Kurt Cobain and Madonna, Together at Last! Wait–What?
Guy Oseary, Madonna’s manager (and U2’s, come to think of it), is now a co-manager of Kurt Cobain’s estate. He and Heather Parry, the president of Live Nation Film and Television, have signed a deal to look after all things Kurt. Courtney and Frances Bean will be tapped to oversee the use, exploitation and protection of Kurt’s name, likeness, image, artwork, digital items and licensing.
Quoth Oseary: “Heather and I are humbled to come on as co-managers to the Kurt Cobain to support Courtney Love and Frances Bean Cobain in protecting and celebrating a legacy that is important to us all.”
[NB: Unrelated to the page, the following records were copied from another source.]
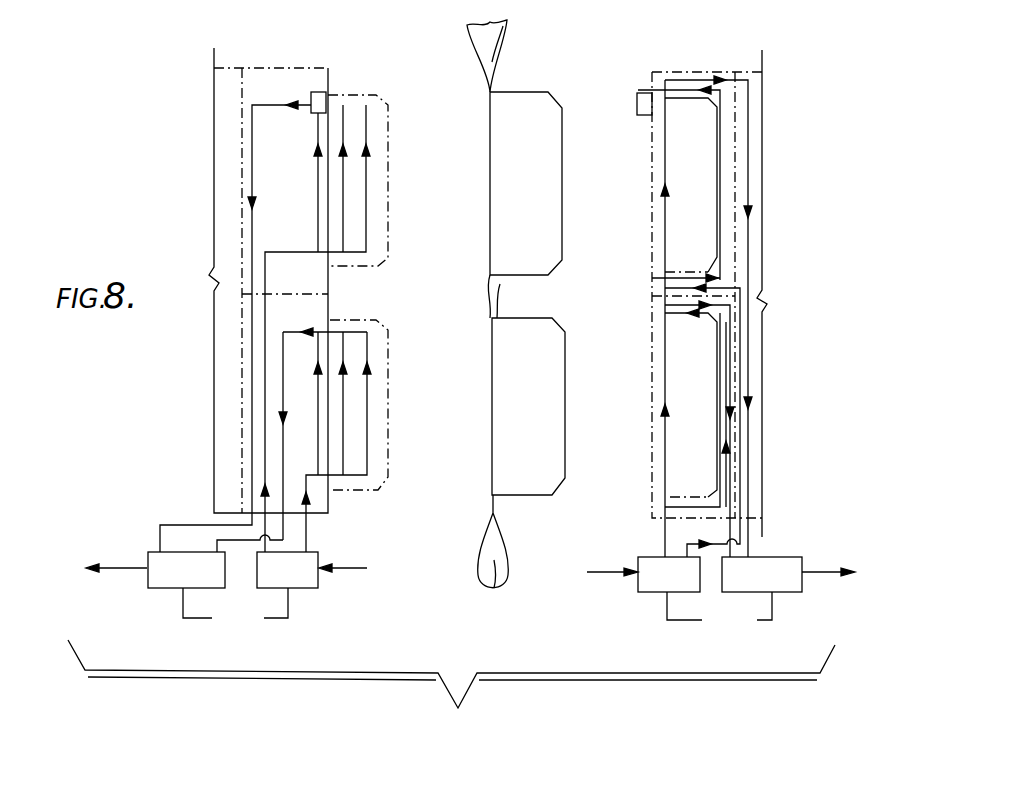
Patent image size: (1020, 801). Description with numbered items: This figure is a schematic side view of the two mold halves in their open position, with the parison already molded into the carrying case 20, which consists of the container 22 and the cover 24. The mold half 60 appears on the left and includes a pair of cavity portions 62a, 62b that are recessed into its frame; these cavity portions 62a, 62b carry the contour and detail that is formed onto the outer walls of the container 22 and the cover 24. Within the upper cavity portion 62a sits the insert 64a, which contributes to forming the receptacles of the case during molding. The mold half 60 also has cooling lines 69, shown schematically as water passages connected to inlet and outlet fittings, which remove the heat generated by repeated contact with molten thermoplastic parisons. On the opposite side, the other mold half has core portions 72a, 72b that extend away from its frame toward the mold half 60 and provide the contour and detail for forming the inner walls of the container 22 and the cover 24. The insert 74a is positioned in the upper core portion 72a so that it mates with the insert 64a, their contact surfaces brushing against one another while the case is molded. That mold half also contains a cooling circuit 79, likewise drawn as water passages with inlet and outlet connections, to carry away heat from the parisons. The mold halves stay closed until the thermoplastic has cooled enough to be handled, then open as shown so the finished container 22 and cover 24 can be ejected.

The carrying case 20 is at (539, 304).
The container 22 is at (552, 165).
The cover 24 is at (555, 397).
The mold half 60 is at (178, 220).
The upper cavity portion 62a is at (335, 218).
The cavity portion 62b is at (355, 438).
The insert 64a is at (311, 95).
The cooling lines 69 is at (283, 457).
The upper core portion 72a is at (702, 242).
The core portion 72b is at (693, 375).
The insert 74a is at (645, 93).
The cooling circuit 79 is at (747, 148).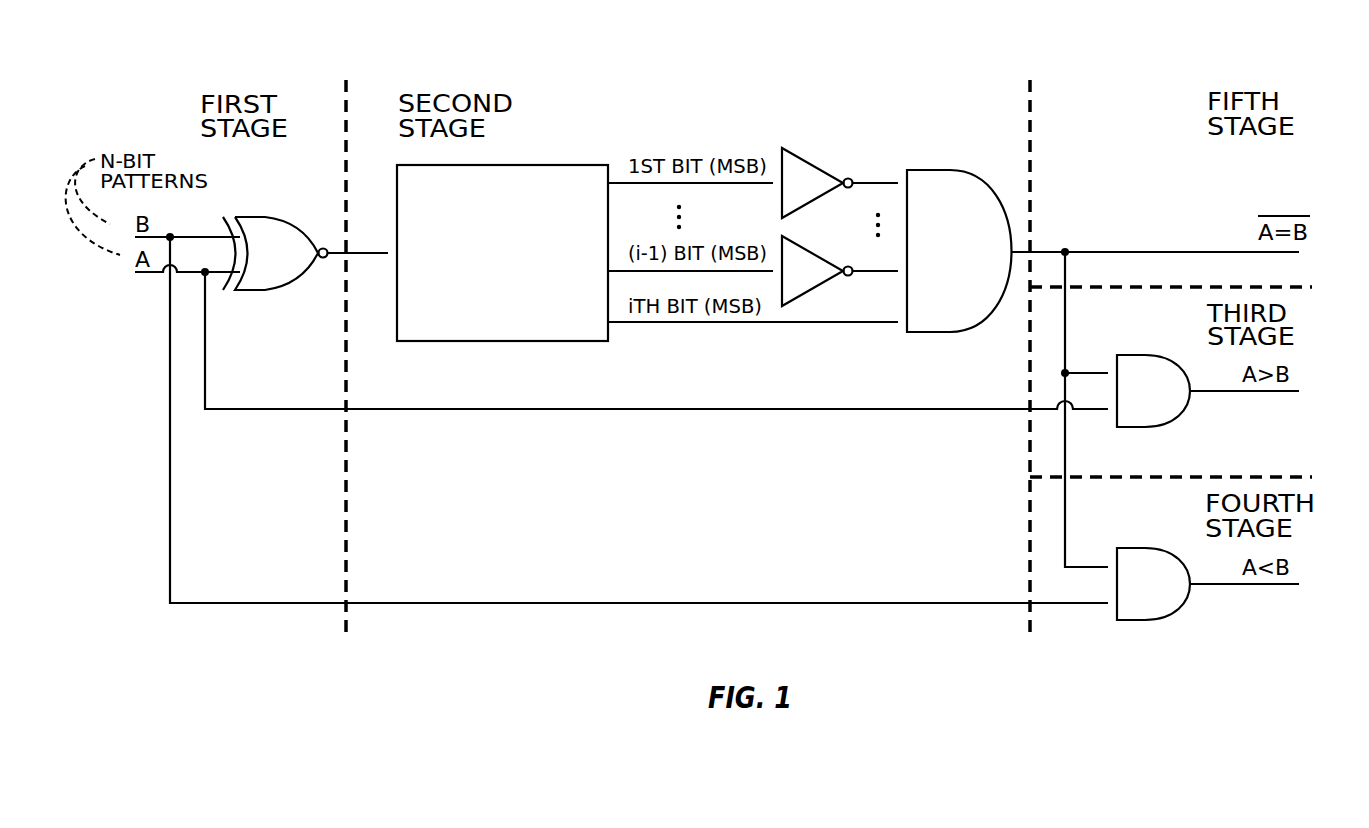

The deal supersedes an arrangement with Primary Wave, the company that licensed Kurt’s image for a pair of Converse sneakers that ended up annoying a lot of fans.
Billboard also mentions this:
Estate management, once a business that rarely made headlines, has increasingly become a music profit center, with iconic acts like Elvis Presley, Janis Joplin, The Ramones and Tupac Shakur seeing an extension in the life of their songs, images and legends. “Managing an estate is not the music business. It’s the pop-culture legacy business,” says Jeff Jampol, whose company Jam Inc. counts the estates of The Ramones, Joplin, The Doors and Otis Redding on its roster. “The music represents an entry point, but estate management is an entirely different field — the media we deal with are books, documentaries, retail, apparel, museum exhibits … It’s about reanimating the body of work and putting it forward into the conversation, then all revenue streams will follow.”
With more and more big-moneys celebrities to shuffle off this mortal coil in the coming years, this kind of estate management is a growth industry. If Oseary and Parry do their jobs right, expect to see Kurt’s name on Forbes’ list of the top-earning dead celebrities in one or two years.